Parmi les artistes qui se sont le plus distingués dans l'art de la gravure appliquée à la typographie, nous citerons M. Brevière, qui a été chargé par l'Imprimerie nationale de l'illustration de l'Histoire des Mongols et du Livre des Rois, et qui a obtenu la médaille d'argent à l'exposition de 1839; MM. Andrew, Best, Leloir, graveurs associés, qui ont obtenu la médaille d'or à l'exposition de 1844; - enfin, comme dessinateurs, MM. Raffet, Charlet, David et Monnier.


(*) Il y avait, en 1847, 39 industriels de ce genre à Paris. Le chiffre des affaires s'est élevé en 1847 à 521,950 fr., moyenne par entrepreneur 13,583 fr.; l'un d'eux fait pour plus de 200,000 francs d'affaires.
Le nombre des ouvriers employés est de 193 individus.
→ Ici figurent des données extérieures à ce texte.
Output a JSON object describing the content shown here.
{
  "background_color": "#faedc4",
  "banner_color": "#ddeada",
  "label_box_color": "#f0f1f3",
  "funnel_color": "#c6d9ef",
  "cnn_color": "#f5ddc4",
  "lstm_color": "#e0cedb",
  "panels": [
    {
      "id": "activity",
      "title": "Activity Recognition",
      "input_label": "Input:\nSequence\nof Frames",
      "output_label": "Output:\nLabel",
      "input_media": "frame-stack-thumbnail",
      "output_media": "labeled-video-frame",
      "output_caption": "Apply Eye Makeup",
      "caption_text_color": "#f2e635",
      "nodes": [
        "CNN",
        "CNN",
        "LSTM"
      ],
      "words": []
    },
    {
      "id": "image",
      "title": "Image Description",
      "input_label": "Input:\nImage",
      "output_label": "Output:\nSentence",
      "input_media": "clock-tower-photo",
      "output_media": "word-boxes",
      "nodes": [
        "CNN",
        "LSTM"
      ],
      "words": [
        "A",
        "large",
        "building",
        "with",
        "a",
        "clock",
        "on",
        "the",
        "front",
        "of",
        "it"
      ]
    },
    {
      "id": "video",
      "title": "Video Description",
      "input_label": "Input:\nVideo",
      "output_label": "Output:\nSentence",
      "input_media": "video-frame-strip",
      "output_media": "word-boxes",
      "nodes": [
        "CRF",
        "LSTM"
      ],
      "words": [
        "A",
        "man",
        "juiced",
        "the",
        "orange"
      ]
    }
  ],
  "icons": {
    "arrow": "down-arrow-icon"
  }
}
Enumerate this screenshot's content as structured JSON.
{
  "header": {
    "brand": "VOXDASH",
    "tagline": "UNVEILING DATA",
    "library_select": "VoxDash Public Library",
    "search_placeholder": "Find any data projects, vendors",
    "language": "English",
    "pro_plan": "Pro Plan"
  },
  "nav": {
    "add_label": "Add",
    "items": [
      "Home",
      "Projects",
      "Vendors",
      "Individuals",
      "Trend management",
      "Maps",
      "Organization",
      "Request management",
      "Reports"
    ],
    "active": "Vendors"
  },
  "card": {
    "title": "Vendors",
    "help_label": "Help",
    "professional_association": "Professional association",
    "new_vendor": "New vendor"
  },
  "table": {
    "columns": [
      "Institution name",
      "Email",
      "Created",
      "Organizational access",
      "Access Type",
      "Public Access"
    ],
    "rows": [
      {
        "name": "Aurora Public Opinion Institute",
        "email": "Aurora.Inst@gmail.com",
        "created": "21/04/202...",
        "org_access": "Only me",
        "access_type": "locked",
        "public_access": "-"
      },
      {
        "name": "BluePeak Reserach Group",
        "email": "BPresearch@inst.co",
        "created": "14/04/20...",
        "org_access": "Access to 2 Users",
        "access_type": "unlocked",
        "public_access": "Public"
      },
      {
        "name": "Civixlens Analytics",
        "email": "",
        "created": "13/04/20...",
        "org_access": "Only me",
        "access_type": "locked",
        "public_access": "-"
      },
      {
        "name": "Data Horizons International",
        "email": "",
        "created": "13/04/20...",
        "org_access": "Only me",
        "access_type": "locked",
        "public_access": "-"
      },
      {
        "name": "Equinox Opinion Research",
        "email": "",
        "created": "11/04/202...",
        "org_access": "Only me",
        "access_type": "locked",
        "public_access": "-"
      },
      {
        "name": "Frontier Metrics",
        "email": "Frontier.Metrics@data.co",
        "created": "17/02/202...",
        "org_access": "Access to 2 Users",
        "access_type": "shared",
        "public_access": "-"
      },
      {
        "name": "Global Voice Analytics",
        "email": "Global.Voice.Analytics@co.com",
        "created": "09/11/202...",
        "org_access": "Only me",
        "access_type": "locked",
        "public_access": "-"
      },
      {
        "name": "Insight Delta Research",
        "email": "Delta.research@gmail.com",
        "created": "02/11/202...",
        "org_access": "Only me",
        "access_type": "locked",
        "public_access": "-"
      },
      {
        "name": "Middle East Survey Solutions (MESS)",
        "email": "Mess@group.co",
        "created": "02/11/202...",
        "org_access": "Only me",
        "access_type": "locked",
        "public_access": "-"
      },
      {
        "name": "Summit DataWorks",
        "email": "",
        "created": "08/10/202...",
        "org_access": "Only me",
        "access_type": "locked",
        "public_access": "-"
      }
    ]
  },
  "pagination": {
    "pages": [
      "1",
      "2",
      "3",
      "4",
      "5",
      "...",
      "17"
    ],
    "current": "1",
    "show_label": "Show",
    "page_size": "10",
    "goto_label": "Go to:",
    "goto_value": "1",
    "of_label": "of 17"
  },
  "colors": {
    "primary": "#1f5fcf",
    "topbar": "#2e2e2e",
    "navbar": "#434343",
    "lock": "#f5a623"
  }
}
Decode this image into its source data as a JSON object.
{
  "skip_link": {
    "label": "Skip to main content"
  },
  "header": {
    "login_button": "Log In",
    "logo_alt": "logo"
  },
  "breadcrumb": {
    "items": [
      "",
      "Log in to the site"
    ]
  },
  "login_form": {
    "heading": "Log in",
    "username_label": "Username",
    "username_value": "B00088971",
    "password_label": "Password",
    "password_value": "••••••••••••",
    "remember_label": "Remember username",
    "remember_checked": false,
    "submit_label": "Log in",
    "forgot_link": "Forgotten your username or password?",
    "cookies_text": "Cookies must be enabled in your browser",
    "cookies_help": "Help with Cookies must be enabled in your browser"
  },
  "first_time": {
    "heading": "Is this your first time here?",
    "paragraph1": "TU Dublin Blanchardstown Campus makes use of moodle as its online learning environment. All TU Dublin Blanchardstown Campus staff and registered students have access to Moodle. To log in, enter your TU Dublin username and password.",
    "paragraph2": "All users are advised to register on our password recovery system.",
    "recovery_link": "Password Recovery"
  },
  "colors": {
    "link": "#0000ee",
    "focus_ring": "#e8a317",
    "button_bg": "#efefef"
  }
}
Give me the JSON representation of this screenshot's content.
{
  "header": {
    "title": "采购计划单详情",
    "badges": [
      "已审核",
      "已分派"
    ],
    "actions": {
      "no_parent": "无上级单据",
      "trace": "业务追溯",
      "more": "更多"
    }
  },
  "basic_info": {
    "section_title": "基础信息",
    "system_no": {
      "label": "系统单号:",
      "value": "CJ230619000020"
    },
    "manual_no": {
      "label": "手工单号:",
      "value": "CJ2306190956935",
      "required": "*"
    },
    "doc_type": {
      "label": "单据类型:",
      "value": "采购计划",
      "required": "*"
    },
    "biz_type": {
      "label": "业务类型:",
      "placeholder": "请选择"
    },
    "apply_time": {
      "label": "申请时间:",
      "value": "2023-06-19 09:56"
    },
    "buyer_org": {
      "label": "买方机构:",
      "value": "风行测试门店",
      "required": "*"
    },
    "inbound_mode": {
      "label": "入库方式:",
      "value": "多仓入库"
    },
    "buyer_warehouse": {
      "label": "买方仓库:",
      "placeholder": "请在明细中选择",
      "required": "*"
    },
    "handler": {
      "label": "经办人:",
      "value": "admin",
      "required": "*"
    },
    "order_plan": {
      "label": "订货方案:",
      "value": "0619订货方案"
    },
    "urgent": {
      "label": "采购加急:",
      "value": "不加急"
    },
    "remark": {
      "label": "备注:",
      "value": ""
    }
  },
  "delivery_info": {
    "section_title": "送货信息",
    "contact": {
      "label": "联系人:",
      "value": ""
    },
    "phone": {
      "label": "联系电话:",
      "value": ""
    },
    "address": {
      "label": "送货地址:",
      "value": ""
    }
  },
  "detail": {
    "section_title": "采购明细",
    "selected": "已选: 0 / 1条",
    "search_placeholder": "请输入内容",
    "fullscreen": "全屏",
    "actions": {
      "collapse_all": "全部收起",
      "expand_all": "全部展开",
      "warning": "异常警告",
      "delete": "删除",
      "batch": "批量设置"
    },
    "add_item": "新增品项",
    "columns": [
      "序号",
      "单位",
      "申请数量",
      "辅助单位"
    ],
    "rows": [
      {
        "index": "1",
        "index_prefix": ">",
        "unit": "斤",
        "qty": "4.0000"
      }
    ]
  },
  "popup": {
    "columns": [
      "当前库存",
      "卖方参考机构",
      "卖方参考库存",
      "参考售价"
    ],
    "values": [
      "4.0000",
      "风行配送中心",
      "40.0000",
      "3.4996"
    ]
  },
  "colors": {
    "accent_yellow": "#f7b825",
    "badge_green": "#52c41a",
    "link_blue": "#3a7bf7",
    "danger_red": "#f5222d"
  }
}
La moyenne par ouvrier est de 2,704 fr.
En 1848, le total des affaires est descendu à 187,884 fr., réduction 61 p. 0/0. - Par suite, 124 ouvriers sur 193 ou 64 sur 100 ont été congédiés pendant les quatre mois qui ont suivi février.
46 ouvriers gagnent 6 et 7 francs par jour, 32 gagnent 8 francs, il gagnent 10 francs. (Extrait de la statistique publiée par la Chambre de commerce de Paris en l817.)